Fred Vargas s'est déchaînée : un véritable feu d'artifice d'associations d'idées, un festival d'Adamsbergueries.
Les personnages se multiplient (le commissaire british, le neveu serbe, les adjoints ahuris de la brigade du commissaire, ...) et les dialogues sont tous plus déjantés les uns que les autres.
Fred Vargas manie le fil et l'aiguille avec doigté et saute du coq à l'âne avec souplesse.
Se payant même le luxe (en train-couchette quand même) de la touche européenne puisqu'on chemine du cimetière de Highgate de Londres à un sombre village de Serbie.
L'auteure a le don de nous faire toucher le tissu erratique qui sous-tend le monde que l'on dit rationnel. C'est pas du fantastique ou du surnaturel (il ne s'agit que de pensées, d'actes ou de paroles très humains, si humains justement) mais, comment dire, on n'a pas tous le don d'Adamsberg pour naviguer dans ces eaux troubles et discerner les connexions au-delà des apparences. On s'identifierait plutôt aux collègues ahuris de la brigade !
Au passage Adamsberg bénéficiera d'un diagnostic médical très poussé :
[...] - Une absence quasi totale d'angoisse. C'est une posture rare. En contrepartie bien sûr, l'émotivité est faible, le désir pour les choses est atténué, il y a du fatalisme, des tentations de désertion, des difficultés avec l'entourage, des espaces muets. On ne peut pas tout avoir. Plus intéressant encore, un laisser-aller entre les zones du conscient et de l'inconscient. On pourrait dire que le sas de séparation est mal ajusté, que vous négligez parfois de bien fermer les grilles.

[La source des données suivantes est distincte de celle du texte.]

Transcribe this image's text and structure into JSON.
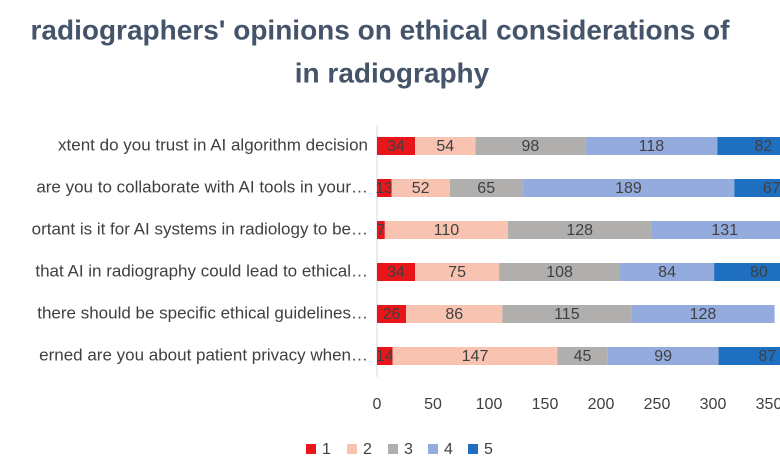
{
  "chart_data": {
    "type": "stacked-bar-horizontal",
    "title": [
      "radiographers' opinions on ethical considerations of",
      "in radiography"
    ],
    "categories": [
      "xtent do you trust in AI algorithm decision",
      "are you to collaborate with AI tools in your…",
      "ortant is it for AI systems in radiology to be…",
      "that AI in radiography could lead to ethical…",
      "there should be specific ethical guidelines…",
      "erned are you about patient privacy when…"
    ],
    "series": [
      {
        "name": "1",
        "color": "#e8151b",
        "values": [
          34,
          13,
          7,
          34,
          26,
          14
        ]
      },
      {
        "name": "2",
        "color": "#f9c3b2",
        "values": [
          54,
          52,
          110,
          75,
          86,
          147
        ]
      },
      {
        "name": "3",
        "color": "#b1afae",
        "values": [
          98,
          65,
          128,
          108,
          115,
          45
        ]
      },
      {
        "name": "4",
        "color": "#93abdd",
        "values": [
          118,
          189,
          131,
          84,
          128,
          99
        ]
      },
      {
        "name": "5",
        "color": "#1f6fc0",
        "values": [
          82,
          67,
          null,
          80,
          null,
          87
        ]
      }
    ],
    "xlim": [
      0,
      400
    ],
    "xticks": [
      0,
      50,
      100,
      150,
      200,
      250,
      300,
      350
    ],
    "legend": "bottom"
  }
}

Espérons que la science nous procurera bientôt des pilules du syndrome d'Adamsberg (en doses homéopathiques quand même).
Dans cet épisode, on accumule les petites histoires (la chatte, le chien, le docteur, le cimetière anglais, ...) qui s'entrecroisent et se recoupent et au bout de quelques chapitres on ne sait pas (on est curieux de savoir) laquelle donnera à Adamsberg la connexion clé qui dénouera l'écheveau de l'intrigue.
Ces histoires empilées, qui donnent de si savoureux dialogues sur lesquels surfe le grand maître Adamsberg, font penser à la structure des textes humoristiques et poétiques de Jean-Jacques Vanier, où le croisement tardif avec une histoire vue plus tôt déclenche tout à coup humour et poésie.
[...] - À quelle heure part le Venise-Belgrade ?
- À vint et une heure trente-deux. Je passe chez moi prendre un paquetage et mes montres. Ça me gêne, je n'ai pas l'heure.
- Quelle importance ? Vos montres ne sont pas à l'heure.
- C'est parce que je les règle sur Lucio. Il pisse contre l'arbre environ toutes les heures et demie. Mais il y a forcément du flou.
- Vous n'avez qu'à faire le contraire. Régler vos montres sur une pendule, ce qui vous donnera l'heure exacte des pissées de Lucio.
Adamsberg le regarda un peu surpris.
- Je ne veux pas savoir à quelles heures pisse Lucio. À quoi voulez-vous que ça m'avance ?
Danglard eut un geste qui signifiait "laissons choir" [...]
Voilà. Tout est là ! À pisser de rire.
Avant de se demander un peu bêtement, qui est dans le vrai ?
Danglard a certainement raison, Adamsberg est sûrement dans le juste. C'est toute la saveur des nuances mises à nu par dame Vargas.
Comme dans bon nombre de ses bouquins, les mythes surnaturels (ici les vampires) servent à décorer une histoire bien plus terre à terre ...
Dans la dernière partie de ce polar (en Serbie) le rythme s'essouffle un peu, les personnages se dispersent, les dialogues aussi, on sent qu'il faut dénouer l'intrigue et terminer l'enquête.
Comme on l'a dit, on a loupé les derniers épisodes (dont les Vents de Neptune) mais ce Lieu incertain nous semble l'une des meilleures cuvées du cru Vargas. Même si personnages et dialogues prennent largement le pas (et c'est bien le charme de ce bouquin) sur l'intrigue, reléguée au second plan.